# Recommendations For Good Thinning Shears



## spoospirit (Mar 10, 2009)

_I am looking for a pair of good thinning shears that won't require me to remortgage the house for finishing work on Song. I would love to hear from you regarding suggestions. I hope to have her in the ring in a month or so and need to practice with these.

Thanks in advance for your help._


----------



## Oodlejpoodle's mom (Sep 11, 2009)

Deb,

The best I have ever used are the Geib Blue Breeze, OMG the finish is amazing, they not only finish nicely but will fix any mistakes you make. I bought cheaper ones first (Kenchii and Master Grooming), neither can compare to these (although many people swear by the kenchii's).

Intergroom is in New Jersey in April, why not drive down with Diane and try all the shears before buying? It is always better to see what fits in your hand and there are always good buys and all price ranges.


----------



## spoospirit (Mar 10, 2009)

Oodlejpoodle's mom said:


> Deb,
> 
> The best I have ever used are the Geib Blue Breeze, OMG the finish is amazing, they not only finish nicely but will fix any mistakes you make. I bought cheaper ones first (Kenchii and Master Grooming), neither can compare to these (although many people swear by the kenchii's).
> 
> Intergroom is in New Jersey in April, why not drive down with Diane and try all the shears before buying? It is always better to see what fits in your hand and there are always good buys and all price ranges.

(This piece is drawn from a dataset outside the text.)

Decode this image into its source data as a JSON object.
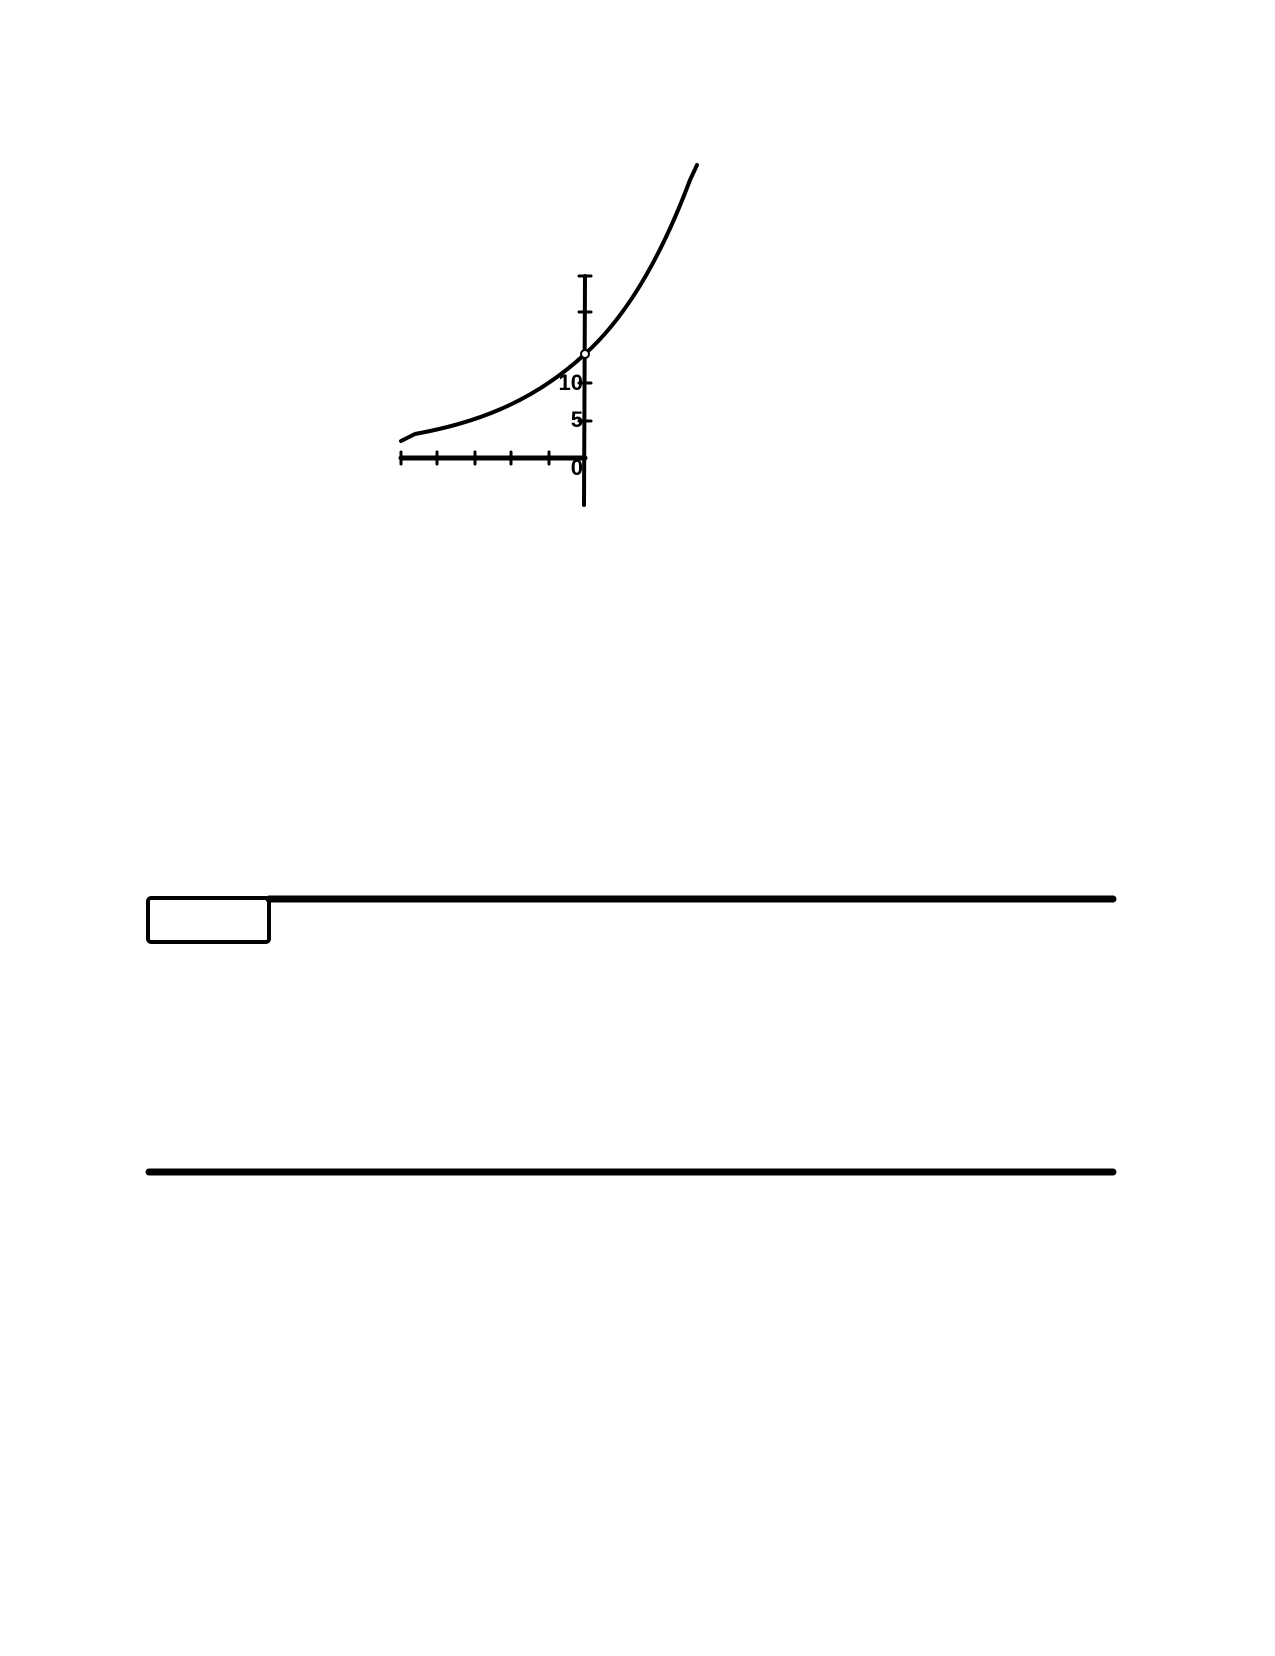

_Thank you. It was heavily suggested that we never buy scissors without trying them. I don't know if I can make it or not. It will depend on when Grace whelps. Where in NJ will they be?_


----------



## Oodlejpoodle's mom (Sep 11, 2009)

It is well worth the drive, lots of samples and specials.


INTERGROOM,INC. April 21-23, 2012 - Meadowlands, Secacus, New Jersey


Most of the vendors take credit cards and some shear companies have buy one get one free! I stock up on shampoo and grooming sprays for the year.


----------



## spoospirit (Mar 10, 2009)

_Thank you for the link.

I am looking at them on line and see that there are a few models. Is there any one in particular that you would recommend?

I hope I get a chance to go down._


----------



## Oodlejpoodle's mom (Sep 11, 2009)

I have these but a lot of groomers like less teeth for finishing. I took a Jodi Murphy class and a Sue Zecco class, both use blenders a lot (like the ones I use). Many groomers are using "chunkers" (26 tooth) for finishing (I bought the 10" Oster 26 teeth and don't care for them, maybe I just need to get used to them). I would email Ed Geib, tell him your needs and see which one he suggests (Geib Buttercut.com). The ones I use erase any unwanted clipper lines or mistakes, I think they will probably be discounted at Intergroom. Ask him if you call or email, he will sometimes give you a deal if you are honest and tell him you may not be able to make it do to the puppies.


Geib Blue Breeze Speedcutter 48-Tooth Thinning Shears 7" | PetEdge.com


----------



## Rowan (May 27, 2011)

*Geib Shears*

I e-mailed Geib and asked about a "group purchase." One of the sales reps replied and said to send him a list of shears wanted, and then they'd see what they could do. If enough people are interested in Geib shears, someone could research a group buy! (Someone not being me!) 

(Note: he said they couldn't offer a discount on clipper blades.)


----------



## Oodlejpoodle's mom (Sep 11, 2009)

I would love that Rowan.....any volunteers?????? Did he give you any type of pricing? I would LOVE a pair of chunkers.


----------



## Rowan (May 27, 2011)

Oodlejpoodle's mom said:


> I would love that Rowan.....any volunteers?????? Did he give you any type of pricing? I would LOVE a pair of chunkers.


He wouldn't give me any pricing info until I gave him a list of shears we wanted. *sigh* (Not even so much as a hint re: the discount %!)


----------